Bab 4
“Apa yang kau bawa Tristan?”
Ein sudah berwajah masam sejak putri keluarga Servant itu meninggalkan istana. Berani sekali gadis itu menggunakan bahasa kasar padanya. Setelah lama tidak bertemu, ternyata putri Duke Servant tumbuh sedemikian menarik. Gadis itu punya senyuman yang bisa mengatakan apa isi kepalanya, seperti umpatan atau kutukan.
Bukankah menarik?
Lebih menarik lagi saat gadis itu terlihat tidak mau bertemu dengan Ein di saat dirinya menjadi perbincangan semua gadis di seluruh Easter.
Raeliana De Servant.
Ein pikir ketika beranjak dewasa, Raeliana akan tetap menjadi gadis pendiam yang suka membaca buku. Ternyata gadis itu perlahan punya hobi membuat kue, sampai-sampai Carry memberikan sebuah toko kue untuknya.
Tetapi Ein rasa gadis itu belum berubah.

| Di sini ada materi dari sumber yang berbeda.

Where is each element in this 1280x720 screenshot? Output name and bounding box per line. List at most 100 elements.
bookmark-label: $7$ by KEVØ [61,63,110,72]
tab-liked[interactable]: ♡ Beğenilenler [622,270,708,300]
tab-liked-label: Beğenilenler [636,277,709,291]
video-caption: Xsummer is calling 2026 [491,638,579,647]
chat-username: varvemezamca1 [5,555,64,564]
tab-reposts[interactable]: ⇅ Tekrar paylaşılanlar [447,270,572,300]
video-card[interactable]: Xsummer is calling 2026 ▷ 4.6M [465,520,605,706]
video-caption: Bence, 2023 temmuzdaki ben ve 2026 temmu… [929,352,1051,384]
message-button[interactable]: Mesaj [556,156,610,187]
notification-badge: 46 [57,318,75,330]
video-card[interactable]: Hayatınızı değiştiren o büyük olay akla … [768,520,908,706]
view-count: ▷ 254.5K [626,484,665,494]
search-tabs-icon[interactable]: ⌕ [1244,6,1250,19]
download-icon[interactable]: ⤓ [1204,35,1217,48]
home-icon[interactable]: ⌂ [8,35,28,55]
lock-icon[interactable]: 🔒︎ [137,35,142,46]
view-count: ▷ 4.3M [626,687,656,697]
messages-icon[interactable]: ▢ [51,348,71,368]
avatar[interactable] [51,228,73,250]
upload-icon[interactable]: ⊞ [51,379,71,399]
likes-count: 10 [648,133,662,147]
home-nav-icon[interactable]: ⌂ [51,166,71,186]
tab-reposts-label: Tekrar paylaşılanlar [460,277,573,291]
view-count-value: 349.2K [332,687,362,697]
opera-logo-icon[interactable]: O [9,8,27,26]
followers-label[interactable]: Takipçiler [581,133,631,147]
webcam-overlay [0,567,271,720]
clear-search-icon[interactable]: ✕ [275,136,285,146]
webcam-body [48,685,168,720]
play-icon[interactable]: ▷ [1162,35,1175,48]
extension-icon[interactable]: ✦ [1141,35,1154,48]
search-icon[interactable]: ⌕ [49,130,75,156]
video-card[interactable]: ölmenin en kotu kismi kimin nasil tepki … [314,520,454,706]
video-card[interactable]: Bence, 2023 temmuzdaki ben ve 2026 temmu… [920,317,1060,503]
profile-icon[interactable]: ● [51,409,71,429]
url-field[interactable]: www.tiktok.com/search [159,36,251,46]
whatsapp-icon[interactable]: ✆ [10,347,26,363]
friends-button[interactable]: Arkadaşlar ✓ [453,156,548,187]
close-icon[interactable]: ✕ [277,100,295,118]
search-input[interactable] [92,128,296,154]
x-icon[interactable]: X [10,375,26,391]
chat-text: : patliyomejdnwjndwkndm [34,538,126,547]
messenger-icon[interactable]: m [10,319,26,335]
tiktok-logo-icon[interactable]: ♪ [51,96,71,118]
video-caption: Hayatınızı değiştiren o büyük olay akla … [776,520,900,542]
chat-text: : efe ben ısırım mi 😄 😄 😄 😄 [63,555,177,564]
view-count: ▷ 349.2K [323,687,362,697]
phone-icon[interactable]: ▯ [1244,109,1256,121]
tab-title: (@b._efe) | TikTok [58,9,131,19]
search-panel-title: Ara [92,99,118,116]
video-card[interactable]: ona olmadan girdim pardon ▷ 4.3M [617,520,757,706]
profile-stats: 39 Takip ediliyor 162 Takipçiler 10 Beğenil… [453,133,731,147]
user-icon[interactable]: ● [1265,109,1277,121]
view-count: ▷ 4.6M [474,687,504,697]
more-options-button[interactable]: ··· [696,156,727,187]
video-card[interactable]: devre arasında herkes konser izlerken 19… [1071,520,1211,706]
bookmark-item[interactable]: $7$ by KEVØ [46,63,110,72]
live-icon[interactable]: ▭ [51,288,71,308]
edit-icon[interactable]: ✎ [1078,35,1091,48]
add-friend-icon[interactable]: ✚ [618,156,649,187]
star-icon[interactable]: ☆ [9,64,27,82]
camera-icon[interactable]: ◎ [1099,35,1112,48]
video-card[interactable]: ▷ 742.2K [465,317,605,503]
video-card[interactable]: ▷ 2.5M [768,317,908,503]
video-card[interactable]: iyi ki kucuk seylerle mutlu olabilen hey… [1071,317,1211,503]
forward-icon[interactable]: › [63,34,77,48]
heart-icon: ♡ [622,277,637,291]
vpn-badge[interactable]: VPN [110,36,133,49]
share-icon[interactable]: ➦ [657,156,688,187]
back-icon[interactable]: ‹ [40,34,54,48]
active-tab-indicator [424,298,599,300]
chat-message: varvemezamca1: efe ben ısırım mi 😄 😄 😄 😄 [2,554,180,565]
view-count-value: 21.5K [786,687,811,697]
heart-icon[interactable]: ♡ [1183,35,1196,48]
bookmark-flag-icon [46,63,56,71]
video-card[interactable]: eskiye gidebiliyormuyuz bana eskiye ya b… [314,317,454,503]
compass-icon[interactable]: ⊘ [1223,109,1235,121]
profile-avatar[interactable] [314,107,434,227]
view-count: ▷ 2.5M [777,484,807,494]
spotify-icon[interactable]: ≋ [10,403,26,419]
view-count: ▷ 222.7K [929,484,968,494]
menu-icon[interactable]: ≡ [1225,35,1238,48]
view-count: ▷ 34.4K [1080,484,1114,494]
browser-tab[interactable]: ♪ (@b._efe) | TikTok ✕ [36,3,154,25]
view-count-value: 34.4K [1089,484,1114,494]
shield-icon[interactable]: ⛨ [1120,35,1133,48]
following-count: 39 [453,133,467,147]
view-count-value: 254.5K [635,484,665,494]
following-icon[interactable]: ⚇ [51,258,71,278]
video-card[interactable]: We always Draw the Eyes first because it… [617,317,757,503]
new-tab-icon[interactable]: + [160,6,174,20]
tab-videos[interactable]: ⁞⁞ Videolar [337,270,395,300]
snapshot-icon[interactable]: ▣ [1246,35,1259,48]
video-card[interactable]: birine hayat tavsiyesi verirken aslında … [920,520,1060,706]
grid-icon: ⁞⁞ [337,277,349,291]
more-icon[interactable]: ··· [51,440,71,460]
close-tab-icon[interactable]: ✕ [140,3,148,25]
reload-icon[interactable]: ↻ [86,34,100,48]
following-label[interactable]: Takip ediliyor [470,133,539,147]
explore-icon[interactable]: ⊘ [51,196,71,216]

Masih gadis yang lembek.
Lalu kejadian Raeliana tertabrak kereta kuda itu menjadi pertemuan Ein setelah sekian lama. Benar-benar tidak menyangka Raeliana bisa merawat rambutnya jadi seperti helaian emas.
“Menarik.”
“Ya, Yang Mulia?” jawab Marquess Knightdale dengan nada sindiran. “Saya menarik?”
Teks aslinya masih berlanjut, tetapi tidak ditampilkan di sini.